Les cinq programmes conjugués contribuent à créer la brève période de l’âge d’or du NSCAD. Les artistes en résidence jouent un rôle clé dans tous ces programmes, notamment en créant des projets pour le séminaire d’Askevold, dont les résultats sont souvent exposés dans les galeries, mais aussi en enseignant, en supervisant la production d’un livre, en organisant des expositions et, à l’occasion, en réalisant une œuvre pour l’atelier de lithographie. Kennedy laisse délibérément vacants des postes du corps professoral pour être en mesure de payer les artistes en résidence, qui constituent la principale ressource enseignante des programmes d’été de l’école et qui comblent également les manques laissés par les professeur·es en congés sabbatiques, ce qui favorise une mouvance constante dans l’enseignement contribuant à la vitalité des programmes de l’école.
En 1968, l’un des espaces d’exposition de l’école, la Anna Leonowens Gallery, ouvre ses portes avec l’exposition Five Canadians (Cinq Canadiens) organisée par Gerald Ferguson. L’institution inaugure également la même année la Elizabeth Styring Nutt Gallery (plus tard connue simplement sous le nom de « Mezzanine »). Ces galeries ont un programme d’expositions dynamique, accueillant des événements notables tels que la première exposition publique de Dan Graham (1942-2022) et les premières expositions de Gerhard Richter (né en 1932) et d’A. R. Penck (1939-2017) tenues dans une galerie d’art publique en Amérique du Nord. Gerald Ferguson est le premier meneur de ces galeries, avant qu’il ne passe le flambeau à un groupe remarquable de conservateurs et conservatrices, dont Charlotte Townsend-Gault, Ian Murray (né en 1951) et Allan Harding MacKay (né en 1944).
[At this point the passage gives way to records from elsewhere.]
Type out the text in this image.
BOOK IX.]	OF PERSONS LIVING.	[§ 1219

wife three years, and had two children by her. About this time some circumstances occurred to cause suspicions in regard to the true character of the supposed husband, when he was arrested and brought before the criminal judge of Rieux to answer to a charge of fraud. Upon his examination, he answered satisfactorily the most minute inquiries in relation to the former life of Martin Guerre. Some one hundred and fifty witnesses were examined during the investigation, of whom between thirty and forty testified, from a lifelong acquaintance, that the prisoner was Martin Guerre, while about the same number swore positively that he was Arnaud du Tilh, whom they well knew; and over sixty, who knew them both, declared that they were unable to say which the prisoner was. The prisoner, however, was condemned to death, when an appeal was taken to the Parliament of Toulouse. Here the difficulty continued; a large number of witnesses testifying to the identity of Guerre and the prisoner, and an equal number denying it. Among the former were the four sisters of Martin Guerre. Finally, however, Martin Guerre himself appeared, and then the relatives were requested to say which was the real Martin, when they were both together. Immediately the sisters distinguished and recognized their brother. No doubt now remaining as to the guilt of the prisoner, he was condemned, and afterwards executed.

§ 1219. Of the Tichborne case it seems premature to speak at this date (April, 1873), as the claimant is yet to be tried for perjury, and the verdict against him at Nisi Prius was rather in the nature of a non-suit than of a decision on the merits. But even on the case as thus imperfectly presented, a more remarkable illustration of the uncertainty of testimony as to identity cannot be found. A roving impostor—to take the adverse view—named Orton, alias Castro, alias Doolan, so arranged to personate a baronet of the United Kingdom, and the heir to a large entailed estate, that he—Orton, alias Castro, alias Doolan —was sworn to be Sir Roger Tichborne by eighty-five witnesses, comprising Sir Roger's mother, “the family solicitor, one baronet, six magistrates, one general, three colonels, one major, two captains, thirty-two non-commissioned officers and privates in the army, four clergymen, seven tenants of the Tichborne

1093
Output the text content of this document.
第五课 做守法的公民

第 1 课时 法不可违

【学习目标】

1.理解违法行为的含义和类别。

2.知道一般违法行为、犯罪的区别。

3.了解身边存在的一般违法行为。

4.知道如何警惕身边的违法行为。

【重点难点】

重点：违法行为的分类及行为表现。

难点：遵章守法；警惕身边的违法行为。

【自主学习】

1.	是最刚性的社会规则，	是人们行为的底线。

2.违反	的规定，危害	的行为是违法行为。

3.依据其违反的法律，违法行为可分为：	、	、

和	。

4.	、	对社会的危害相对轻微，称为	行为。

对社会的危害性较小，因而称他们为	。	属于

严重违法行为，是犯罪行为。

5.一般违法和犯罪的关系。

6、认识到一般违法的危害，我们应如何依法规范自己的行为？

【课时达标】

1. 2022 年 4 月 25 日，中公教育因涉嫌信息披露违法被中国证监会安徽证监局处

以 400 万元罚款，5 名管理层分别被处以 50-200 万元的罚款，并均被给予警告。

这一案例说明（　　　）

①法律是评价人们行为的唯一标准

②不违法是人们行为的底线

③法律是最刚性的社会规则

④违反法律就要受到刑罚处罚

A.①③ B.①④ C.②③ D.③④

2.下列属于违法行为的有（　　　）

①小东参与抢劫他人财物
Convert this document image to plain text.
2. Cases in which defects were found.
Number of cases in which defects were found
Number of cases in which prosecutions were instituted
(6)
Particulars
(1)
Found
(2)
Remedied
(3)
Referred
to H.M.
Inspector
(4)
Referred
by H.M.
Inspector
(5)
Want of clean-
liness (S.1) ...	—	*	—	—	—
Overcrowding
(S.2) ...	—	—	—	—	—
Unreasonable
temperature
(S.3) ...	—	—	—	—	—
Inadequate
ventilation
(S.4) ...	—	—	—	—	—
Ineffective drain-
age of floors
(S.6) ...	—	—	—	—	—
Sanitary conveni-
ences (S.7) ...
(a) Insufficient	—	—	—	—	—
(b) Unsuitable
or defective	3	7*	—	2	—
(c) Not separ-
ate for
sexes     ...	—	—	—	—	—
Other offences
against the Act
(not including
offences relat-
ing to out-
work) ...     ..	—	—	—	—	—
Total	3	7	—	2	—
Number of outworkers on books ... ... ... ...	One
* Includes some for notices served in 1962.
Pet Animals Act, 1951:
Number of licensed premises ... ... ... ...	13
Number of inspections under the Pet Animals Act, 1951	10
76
En 1972, l’établissement met sur pied les NSCAD Press, d’abord sous la direction de Kasper König (né en 1943), puis de Benjamin H. D. Buchloh (né en 1941), qui publient de nombreuses monographies d’artistes de renommée internationale, comme Raw Notes de Claes Oldenburg (1929-2022) en 1973, Handbook in Motion de Simone Forti (née en 1935) en 1974 et Complete Writings, 1959-1975 de Donald Judd (1928-1994) en 1975.
L’atelier de lithographie, initialement dirigé par Jack Lemon, permet à des artistes et à des élèves de collaborer avec des maîtres imprimeurs, dont Wallace Brannen (1952-2014) et Bob Rogers (né en 1944), pour créer une série de lithographies originales qui sont vendues pour financer les programmes de l’institution. Au cours de ses sept années d’existence (1969-1976), l’atelier produit des lithographies d’artistes de renom comme Lawrence Weiner (1942-2021), Joyce Wieland (1930-1998), Vito Acconci (1940-2017), Greg Curnoe (1936-1992), Sol LeWitt (1928-2007) et Robert Ryman (1930-2019), parmi beaucoup d’autres.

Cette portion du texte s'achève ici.